図書館暮らし。
ぴおに
第1話
「はぁ…」
誰もいなくなった図書館に、小さなため息が響きます。
「今日も、しーちゃん来なかったな…」
「まぁ、気を落とすな。そのうち来るさ。さぁポム、今日も手伝っておくれ」
分厚い辞典じいさんが言いました。
「みんな、ちゃんと揃っておるか?破れたもの、落書きされたものはおらぬか?」
「僕、ちょっと破けちゃった」
「私は落書きされたのよ!ひどい!」
破けたものはテープで補強して、落書きは消しゴムで消してあげました。
「ありがとう、ポム。君がいてくれて助かるよ」
ポムがここへ来たのは、もう何日も前の事。
まだ寒くて、図書館の入り口にある桜の木は蕾の気配も無い頃。
この図書館では「お泊まり会」があって、子供達はそれぞれに自分のお気に入りのぬいぐるみを図書館に一晩預けます。
翌日ぬいぐるみをお迎えに来て、どうだったかお話を空想するというイベントを開いています。
帰りにぬいぐるみが持ち主の子供のために選んだ絵本を一冊持ち帰ります。
ポムもこのお泊まり会に参加したぬいぐるみの一つでした。
しーちゃんと一緒に図書館へ来て絵本を読んだ後、沢山のぬいぐるみ達とお泊まりしたのです。
しーちゃんと離れるのは寂しかったけど、とても楽しくてワクワクする1日でした。
翌朝、子供達がぬいぐるみを迎えに来ましたが、その中にしーちゃんはいませんでした。
「どうしたのかな?ちょっと遅れてるだけだよね?」
ポムは不安そうにつぶやきます。
だけど、次の日も、その次の日もしーちゃんは来ませんでした。
ポムは図書館の入り口に一番近い本棚の上に座って、来る日も来る日もしーちゃんを待ちました。
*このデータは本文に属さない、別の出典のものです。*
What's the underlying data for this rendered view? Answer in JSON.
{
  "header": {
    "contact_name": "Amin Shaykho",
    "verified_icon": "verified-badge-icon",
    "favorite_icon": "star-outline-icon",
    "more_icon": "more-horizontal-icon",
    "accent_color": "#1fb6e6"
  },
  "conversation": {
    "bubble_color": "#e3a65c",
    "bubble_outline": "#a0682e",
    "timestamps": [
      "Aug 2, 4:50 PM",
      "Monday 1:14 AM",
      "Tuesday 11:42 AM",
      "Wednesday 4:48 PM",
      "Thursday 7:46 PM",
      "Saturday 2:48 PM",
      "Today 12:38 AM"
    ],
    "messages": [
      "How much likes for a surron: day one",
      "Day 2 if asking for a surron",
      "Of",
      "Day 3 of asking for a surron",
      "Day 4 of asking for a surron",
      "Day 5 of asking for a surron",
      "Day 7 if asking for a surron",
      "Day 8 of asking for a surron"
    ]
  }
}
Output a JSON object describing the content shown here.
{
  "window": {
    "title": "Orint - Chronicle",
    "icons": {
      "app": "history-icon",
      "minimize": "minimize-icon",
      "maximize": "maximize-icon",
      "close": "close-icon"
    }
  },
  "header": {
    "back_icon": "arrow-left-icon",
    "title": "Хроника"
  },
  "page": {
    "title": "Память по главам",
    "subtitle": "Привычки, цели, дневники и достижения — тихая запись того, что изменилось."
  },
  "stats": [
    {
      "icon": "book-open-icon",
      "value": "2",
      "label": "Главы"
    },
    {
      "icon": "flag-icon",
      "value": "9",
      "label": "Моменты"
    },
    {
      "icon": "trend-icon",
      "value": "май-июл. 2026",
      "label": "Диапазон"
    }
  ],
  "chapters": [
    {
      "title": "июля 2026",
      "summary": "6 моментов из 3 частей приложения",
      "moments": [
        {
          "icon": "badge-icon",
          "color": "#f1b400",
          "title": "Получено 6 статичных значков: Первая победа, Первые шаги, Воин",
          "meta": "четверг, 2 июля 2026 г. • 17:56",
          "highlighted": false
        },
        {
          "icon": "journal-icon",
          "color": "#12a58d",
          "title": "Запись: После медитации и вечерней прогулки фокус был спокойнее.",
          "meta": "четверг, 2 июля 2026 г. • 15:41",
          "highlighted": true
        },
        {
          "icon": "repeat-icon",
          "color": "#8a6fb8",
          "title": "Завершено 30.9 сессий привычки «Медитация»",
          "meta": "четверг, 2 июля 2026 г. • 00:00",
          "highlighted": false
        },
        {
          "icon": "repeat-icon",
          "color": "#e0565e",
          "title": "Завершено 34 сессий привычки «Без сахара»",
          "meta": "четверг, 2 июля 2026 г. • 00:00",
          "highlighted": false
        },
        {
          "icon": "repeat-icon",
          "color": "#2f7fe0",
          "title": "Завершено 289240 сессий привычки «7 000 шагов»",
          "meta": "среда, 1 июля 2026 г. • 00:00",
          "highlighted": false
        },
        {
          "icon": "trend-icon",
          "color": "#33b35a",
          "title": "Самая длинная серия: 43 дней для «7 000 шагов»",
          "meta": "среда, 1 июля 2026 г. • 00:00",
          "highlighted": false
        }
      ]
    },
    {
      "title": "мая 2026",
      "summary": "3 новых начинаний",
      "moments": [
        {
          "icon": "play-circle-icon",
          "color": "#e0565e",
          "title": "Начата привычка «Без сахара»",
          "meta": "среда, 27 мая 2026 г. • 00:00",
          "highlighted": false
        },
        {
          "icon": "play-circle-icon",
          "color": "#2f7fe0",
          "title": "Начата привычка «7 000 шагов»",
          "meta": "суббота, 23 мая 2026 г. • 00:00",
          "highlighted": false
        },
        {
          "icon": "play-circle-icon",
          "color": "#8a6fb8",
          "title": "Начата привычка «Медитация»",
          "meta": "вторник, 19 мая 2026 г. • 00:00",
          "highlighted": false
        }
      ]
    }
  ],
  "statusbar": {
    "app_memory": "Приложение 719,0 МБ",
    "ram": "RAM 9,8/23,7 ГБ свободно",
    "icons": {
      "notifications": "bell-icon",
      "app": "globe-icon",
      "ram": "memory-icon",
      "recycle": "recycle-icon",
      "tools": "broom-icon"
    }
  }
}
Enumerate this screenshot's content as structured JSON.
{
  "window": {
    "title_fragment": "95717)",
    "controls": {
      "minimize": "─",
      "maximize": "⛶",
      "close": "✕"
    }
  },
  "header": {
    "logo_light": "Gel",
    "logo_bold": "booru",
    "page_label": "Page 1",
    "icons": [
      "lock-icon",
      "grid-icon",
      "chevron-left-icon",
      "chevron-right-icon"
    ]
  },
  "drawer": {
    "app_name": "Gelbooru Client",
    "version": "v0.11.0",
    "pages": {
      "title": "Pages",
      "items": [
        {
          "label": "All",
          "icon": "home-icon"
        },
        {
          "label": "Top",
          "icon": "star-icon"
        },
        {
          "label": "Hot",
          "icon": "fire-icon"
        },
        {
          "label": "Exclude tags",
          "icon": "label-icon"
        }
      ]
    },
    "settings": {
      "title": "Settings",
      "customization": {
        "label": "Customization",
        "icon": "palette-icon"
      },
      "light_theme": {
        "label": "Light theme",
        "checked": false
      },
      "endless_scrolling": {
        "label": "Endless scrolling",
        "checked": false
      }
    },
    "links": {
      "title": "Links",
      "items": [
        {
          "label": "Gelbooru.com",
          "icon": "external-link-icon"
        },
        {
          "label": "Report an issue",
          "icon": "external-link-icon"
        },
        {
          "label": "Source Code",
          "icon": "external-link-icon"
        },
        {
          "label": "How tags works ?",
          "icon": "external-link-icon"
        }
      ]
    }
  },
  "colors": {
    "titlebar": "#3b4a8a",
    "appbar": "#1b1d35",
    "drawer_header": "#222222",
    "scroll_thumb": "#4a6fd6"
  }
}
桜の蕾が膨らみ始めた今日も、しーちゃんは来ませんでした。
「僕の事、忘れちゃったのかな…」
ポムのプラスチックの瞳から、ポロリと涙がこぼれました。
「そんなはずないわ。きっと迎えに来てくれる。元気をだして」
やさしい絵本の少女がなぐさめてくれました。
ポムはしーちゃんの大切なぬいぐるみです。
しーちゃんが生まれた時におじいちゃんがお祝いに買ってくれた大切なぬいぐるみなのです。その上ポムは大きな犬のぬいぐるみなので、忘れるはずなんてありっこないのです。
そんな大きな犬のポムが、毎日図書館の入り口に向かって座っているので、来館者の目に必ず留まります。
桜が咲いては散りを何度繰り返したでしょう?
「おはよう、ポム」
「今日も出迎えご苦労様」
とうとうポムは図書館の看板犬になり、しまいには「ぬいぐるみ館長」になりました。
それでもしーちゃんは現れません。